View Dr. Wang's complete bibliography on PubMed
  • Lee S*, Hu Y*, Loo SK, Tan Y, Bhargava R, Lewis MT, Wang XS#. Landscape analysis of adjacent gene rearrangements reveals BCL2L14-ETV6 gene fusions in more aggressive triple-negative breast cancer. Proc Natl Acad Sci U S A. 2020 Apr 22:201921333. doi: 10.1073/pnas.1921333117.
  • Chi X*, Sartor MA*, Lee S*, Anurag M, Patil S, Hall P, Wexler M, Wang XS. Universal concept signature analysis: genome-wide quantification of new biological and pathological functions of genes and pathways. Briefings in Bioinformatics. 2019 Oct 18: bbz093. doi: 10.1093/bib/bbz093.
  • Kim JA, Tan Y, Wang X, Cao X, Veeraraghavan J, Liang Y, Edwards DP, Huang S, Pan X, Li K, Schiff R. and Wang XS#. Comprehensive functional analysis of the tousled-like kinase 2 frequently amplified in aggressive luminal breast cancers. Nature Communications. 2016 7:12991.
  • Veeraraghavan J, Tan Y, Cao XX, Kim JA, Wang X, Chamness GC, Maiti SN, Cooper LJN, Edwards DP, Contreras A, Hilsenbeck SG, Chang EC, Schiff R, Wang XS#. Recurrent ESR1-CCDC170 rearrangements in an aggressive subset of estrogen-receptor positive breast cancers. Nature Communications. 2014 5:4577. PMID: 25099679.

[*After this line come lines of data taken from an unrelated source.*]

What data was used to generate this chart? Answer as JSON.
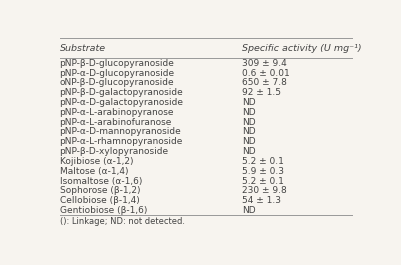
{
  "col1_header": "Substrate",
  "col2_header": "Specific activity (U mg⁻¹)",
  "rows": [
    [
      "pNP-β-D-glucopyranoside",
      "309 ± 9.4"
    ],
    [
      "pNP-α-D-glucopyranoside",
      "0.6 ± 0.01"
    ],
    [
      "oNP-β-D-glucopyranoside",
      "650 ± 7.8"
    ],
    [
      "pNP-β-D-galactopyranoside",
      "92 ± 1.5"
    ],
    [
      "pNP-α-D-galactopyranoside",
      "ND"
    ],
    [
      "pNP-α-L-arabinopyranose",
      "ND"
    ],
    [
      "pNP-α-L-arabinofuranose",
      "ND"
    ],
    [
      "pNP-α-D-mannopyranoside",
      "ND"
    ],
    [
      "pNP-α-L-rhamnopyranoside",
      "ND"
    ],
    [
      "pNP-β-D-xylopyranoside",
      "ND"
    ],
    [
      "Kojibiose (α-1,2)",
      "5.2 ± 0.1"
    ],
    [
      "Maltose (α-1,4)",
      "5.9 ± 0.3"
    ],
    [
      "Isomaltose (α-1,6)",
      "5.2 ± 0.1"
    ],
    [
      "Sophorose (β-1,2)",
      "230 ± 9.8"
    ],
    [
      "Cellobiose (β-1,4)",
      "54 ± 1.3"
    ],
    [
      "Gentiobiose (β-1,6)",
      "ND"
    ]
  ],
  "footnote": "(): Linkage; ND: not detected.",
  "bg_color": "#f7f4ef",
  "text_color": "#444444",
  "header_color": "#444444",
  "line_color": "#999999",
  "font_size": 6.5,
  "header_font_size": 6.8
}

  • Xu QW, Zhao W, Wang Y, Sartor MA, Han DM, Deng JX, Ponnala R, Yang JY, Zhang QY, Liao GQ, Qu YM, Li L, Liu FF, Zhao HM, Yin YH, Chen WF, Zhang Y#, Wang XS#. An integrated genome-wide approach to discover tumor specific antigens as potential immunological and clinical targets in cancer. Cancer Research. 2012 72:6351-61. PMID: 23135912.
  • Wang XS*, Shankar S*, Dhanasekaran SM*, Ateeq B, Prensner JR, Yocum AK, Pflueger D, Jing X, Fries DF, Han B, Li Yong, Cao Q, Cao X, Maher CA, Kumar SC, Demichelis F, Tewari AK, Kuefer R, Omenn GS, Palanisamy S, Rubin MA, Varambally S, Chinnaiyan AM. Characterization of KRAS Rearrangements in Metastatic Prostate Cancer. Cancer Discovery. 2011 1:35-43. PMID: 22140652.
  • Wang XS, Prensner JR, Chen G, Cao Q, Han B, Dhanasekaran SM, Ponnala R, Cao X, Varambally S, Thomas DG, Giordano TJ, Beer DG, Palanisamy N, Sartor MA, Omenn GS, Chinnaiyan AM. An integrative approach to reveal driver gene fusions from paired-end sequencing data in cancer. Nature Biotechnology. 2009 27:1005-1011. PubMed PMID: 19881495.